Alongside the course content, there are some societies that bring in external lecturers and wildlife conservation workers. In particular, the Dick Vet Wildlife and Conservation Society has been a great source of incredible speakers that can be useful future contacts as well as sources of advice on how to get into this line of work post-graduation. This society also offers travel grants for international wildlife EMS which can be a massive help, especially with international travel fares and equipment costs.
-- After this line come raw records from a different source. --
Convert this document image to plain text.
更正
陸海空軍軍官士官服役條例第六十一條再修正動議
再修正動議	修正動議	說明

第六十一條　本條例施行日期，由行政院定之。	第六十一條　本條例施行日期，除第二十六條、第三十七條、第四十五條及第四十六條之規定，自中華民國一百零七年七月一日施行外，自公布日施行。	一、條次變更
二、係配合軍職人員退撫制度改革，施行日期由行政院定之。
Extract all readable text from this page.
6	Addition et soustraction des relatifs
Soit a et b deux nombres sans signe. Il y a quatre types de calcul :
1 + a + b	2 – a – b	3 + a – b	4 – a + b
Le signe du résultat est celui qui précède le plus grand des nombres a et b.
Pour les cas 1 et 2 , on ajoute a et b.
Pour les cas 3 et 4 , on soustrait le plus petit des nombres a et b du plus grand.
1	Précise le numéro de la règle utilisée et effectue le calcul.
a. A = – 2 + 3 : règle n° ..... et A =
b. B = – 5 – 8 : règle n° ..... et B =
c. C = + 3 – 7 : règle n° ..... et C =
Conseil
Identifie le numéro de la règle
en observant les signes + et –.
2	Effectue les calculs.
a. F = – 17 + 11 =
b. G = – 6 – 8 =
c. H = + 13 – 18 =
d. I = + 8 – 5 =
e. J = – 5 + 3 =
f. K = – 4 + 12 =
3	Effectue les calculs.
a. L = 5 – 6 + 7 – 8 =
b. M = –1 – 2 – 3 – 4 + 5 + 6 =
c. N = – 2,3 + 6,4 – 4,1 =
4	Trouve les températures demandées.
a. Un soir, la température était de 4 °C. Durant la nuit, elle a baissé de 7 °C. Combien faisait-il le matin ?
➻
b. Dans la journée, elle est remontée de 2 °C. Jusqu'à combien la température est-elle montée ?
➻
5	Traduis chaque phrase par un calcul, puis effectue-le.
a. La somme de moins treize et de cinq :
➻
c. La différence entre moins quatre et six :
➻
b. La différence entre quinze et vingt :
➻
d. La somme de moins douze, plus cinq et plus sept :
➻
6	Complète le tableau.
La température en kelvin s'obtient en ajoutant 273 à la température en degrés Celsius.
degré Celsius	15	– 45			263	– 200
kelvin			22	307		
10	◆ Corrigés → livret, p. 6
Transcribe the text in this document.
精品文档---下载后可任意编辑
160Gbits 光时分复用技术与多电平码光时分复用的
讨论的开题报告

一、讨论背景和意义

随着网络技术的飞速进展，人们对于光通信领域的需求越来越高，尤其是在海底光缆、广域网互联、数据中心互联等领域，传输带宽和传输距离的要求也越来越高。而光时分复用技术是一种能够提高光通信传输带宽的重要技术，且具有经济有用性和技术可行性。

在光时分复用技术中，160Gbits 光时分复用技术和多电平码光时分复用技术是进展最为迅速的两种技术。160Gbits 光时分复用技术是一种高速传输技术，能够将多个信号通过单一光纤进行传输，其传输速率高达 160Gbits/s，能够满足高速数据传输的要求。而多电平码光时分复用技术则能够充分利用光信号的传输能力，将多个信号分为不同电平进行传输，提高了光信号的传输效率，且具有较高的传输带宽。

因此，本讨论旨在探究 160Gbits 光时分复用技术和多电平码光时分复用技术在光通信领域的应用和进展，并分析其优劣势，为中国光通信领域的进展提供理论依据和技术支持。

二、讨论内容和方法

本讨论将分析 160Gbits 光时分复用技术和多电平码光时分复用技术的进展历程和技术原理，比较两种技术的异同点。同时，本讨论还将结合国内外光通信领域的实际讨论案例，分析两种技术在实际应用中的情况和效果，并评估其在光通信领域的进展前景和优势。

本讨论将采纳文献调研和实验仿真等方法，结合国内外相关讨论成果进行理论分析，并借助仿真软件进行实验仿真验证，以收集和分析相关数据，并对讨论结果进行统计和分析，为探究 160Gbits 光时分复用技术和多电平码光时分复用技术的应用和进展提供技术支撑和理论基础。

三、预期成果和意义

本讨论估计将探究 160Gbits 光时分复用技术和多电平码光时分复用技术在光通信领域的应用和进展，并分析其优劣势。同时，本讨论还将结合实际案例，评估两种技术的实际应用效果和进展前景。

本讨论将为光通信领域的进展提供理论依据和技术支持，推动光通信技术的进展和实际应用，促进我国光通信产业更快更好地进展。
Finally, you can also tailor the degree towards wildlife and exotics through your EMS. Before vet school, I did work experience at a wildlife rescue charity in the south of England, which was incredible, and I got to work with species like hedgehogs, foxes, badgers, and deer! In my second year, I did a week of animal husbandry EMS at a smaller zoo based in Fife, where I helped with feeding and cleaning out enclosures as well as designing enrichment activities. Over my second summer, I joined a research organisation based in Peru where I worked alongside wildlife vets and researchers to collect biological data from a range of species in the Amazon rainforest. Last summer I did a placement in Malawi in a wildlife rescue centre, and began my research project there into gastrointestinal parasites in monkeys!
I hope you can see from this that there is ample opportunity to find wildlife placements both in the UK and abroad, and I can say from my slightly biased opinion that these have been my favourite experiences at vet school!!!I hope this blog has given you a little insight into the wildlife and exotics teaching covered at the vet school, but feel free to reach out if you have any more questions.
Terms used in this Blog:
Exotics = within the course we use the term ‘Exotics’ to cover any species that isn’t a dog, cat, sheep, cow, horse, or other farmyard animals.
EMS = extramural studies – this is a part of all vet schools where we have to achieve a set number of pre-clinical and clinical work experiences during our holiday times to strengthen the knowledge covered in the course.